|Date of Birth||6 August 1952, Shanghai, China|
|Birth Name||Sau-Yin Lee|
Mini Bio (1)
Danny Lee Sau-Yin, was born in 1952 in Shanghai. Lee did not do so well in school and sometimes dropped out to help support his family by working. While growing up, he held policemen in high regard and so, upon graduating high school, he tried entering the police academy, but could not complete the courses. He entered the TVB acting school in 1970, and got his first big film role in the 1972 film Water Margin.
The following year, Lee made his starring debut with River of Fury. He then went on to star in Shaw Brothers' 1975 Hong Kong Tokusatsu-style superhero movie and camp classic The Super Inframan playing the Chinese superhero himself.
After superstar Bruce Lee's death in the same year, almost every star in Hong Kong was pushed in to fill "The Dragon's" shoes, and Lee was no exception, even going as far as to actually portray the legend himself in Bruce Lee and I. By the late 1970s, Lee had begun to tire of Kung Fu movies and thus tried his hand at different fare, such as 1977's The Mighty Peking Man (a King Kong ripoff now considered a camp classic). Still being offered roles in Kung Fu movies, in 1978 he decided to form his own production company. One of the earliest products from his company, 1981's The Executor (aka Heroic Cops) was largely nondescript, except for the fact that it was the first on-screen pairing with Lee and future superstar Yun-Fat Chow.
In 1982, Lee directed his first movie, Funny Boys, and then followed it up in 1984 with the movie that would cement his image in the consciousness of Hong Kong, Law With Two Phases. The violent movie (for which Lee won both the Hong Kong Film Award and Taiwanese Golden Horse for his acting) featured Lee as a hot-headed but just policeman, a role that he reprises to this day.

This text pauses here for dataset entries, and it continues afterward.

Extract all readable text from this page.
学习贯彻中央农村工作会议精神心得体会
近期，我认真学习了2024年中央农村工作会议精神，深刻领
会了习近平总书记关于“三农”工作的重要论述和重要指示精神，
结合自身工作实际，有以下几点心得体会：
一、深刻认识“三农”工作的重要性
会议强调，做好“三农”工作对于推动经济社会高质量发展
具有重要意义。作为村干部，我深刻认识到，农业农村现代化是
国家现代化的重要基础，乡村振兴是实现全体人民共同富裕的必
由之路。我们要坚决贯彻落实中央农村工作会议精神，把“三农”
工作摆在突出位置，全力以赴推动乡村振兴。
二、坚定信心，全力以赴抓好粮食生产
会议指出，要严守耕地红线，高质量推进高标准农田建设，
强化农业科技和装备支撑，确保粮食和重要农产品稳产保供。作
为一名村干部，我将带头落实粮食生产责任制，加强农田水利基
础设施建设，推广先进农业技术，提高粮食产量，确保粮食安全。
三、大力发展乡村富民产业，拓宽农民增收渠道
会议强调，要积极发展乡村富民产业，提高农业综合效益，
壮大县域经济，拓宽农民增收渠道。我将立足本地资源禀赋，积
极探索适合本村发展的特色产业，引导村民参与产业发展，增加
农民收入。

Law With Two Phases also inspired other directors. Some of the elements used in the shootouts were used by John Woo in his breakthrough 1986 film A Better Tomorrow, and Law's documentary-like look inspired Kirk Wong to continue with a similar style (which he was also developing at the time). Both directors subsequently asked Lee to work with them. Lee appeared with Yun-Fat Chow in Ringo Lam's 1987 gangster classic City on Fire (where he plays a rare role as a criminal), and then appeared in John Woo's benefit project for Chang Cheh, Just Heroes (1987, which Lee also co-directed). Lee's next project with Woo was, of course, his most famous, 1989's The Killer. Originally, the studio did not want Lee in the role of a cop once again, but both Woo and Yun-Fat Chow insisted on putting Lee in the film, since he was so much in the public's minds as being an upstanding police officer, which they thought was crucial for the role. The movie was an international cult hit, and Lee became forever associated with being a cop in Western minds.
In 1987, Lee formed his second production company, Magnum Films, and had become a fairly powerful producer in Hong Kong. As fitting for a company named after Dirty Harry's favorite gun, many of Magnum's films are ultra-violent "Category III" (Hong Kong's equivalent of "NC-17," where no children are allowed to watch) films which have become classics in their own right. Movies like The Untold Story, Dr. Lamb and Twist scared local audiences and entranced foreigners with their over-the-top attitude.
In the late 1980s, Lee was also one of the first producers to back Stephen Chow (and is sometimes credited for "discovering" him), who was at the time a small-time dramatic actor, but who would then go on to be Asia's biggest star after appearing in a series of "Mo Lei Tai" (nonsense) comedies. Lee even directed Chow in one of his first comedies, 1991's Legend of the Dragon, the first film in which Lee does not appear, while on the director and producer's chairs.
He later produced, co-directed (with Herman Yau) and co-starred in The Untold Story, the controversial Category III thriller, which brought Anthony Chau-Sang Wong to stardom. The two actors later starred in Kirk Wong's action flick Organized Crime & Triad Bureau, which Lee produced.
Though his on-screen output has slowed down in recent years, reduced to mostly cameo appearances in movies like Young and Dangerous V, Lee (and his company) are still pretty busy with behind-the-scenes work, and it seems a given that as long as there will be a Hong Kong movie industry, Danny Lee will be there --especially if a movie needs to have a cop in it.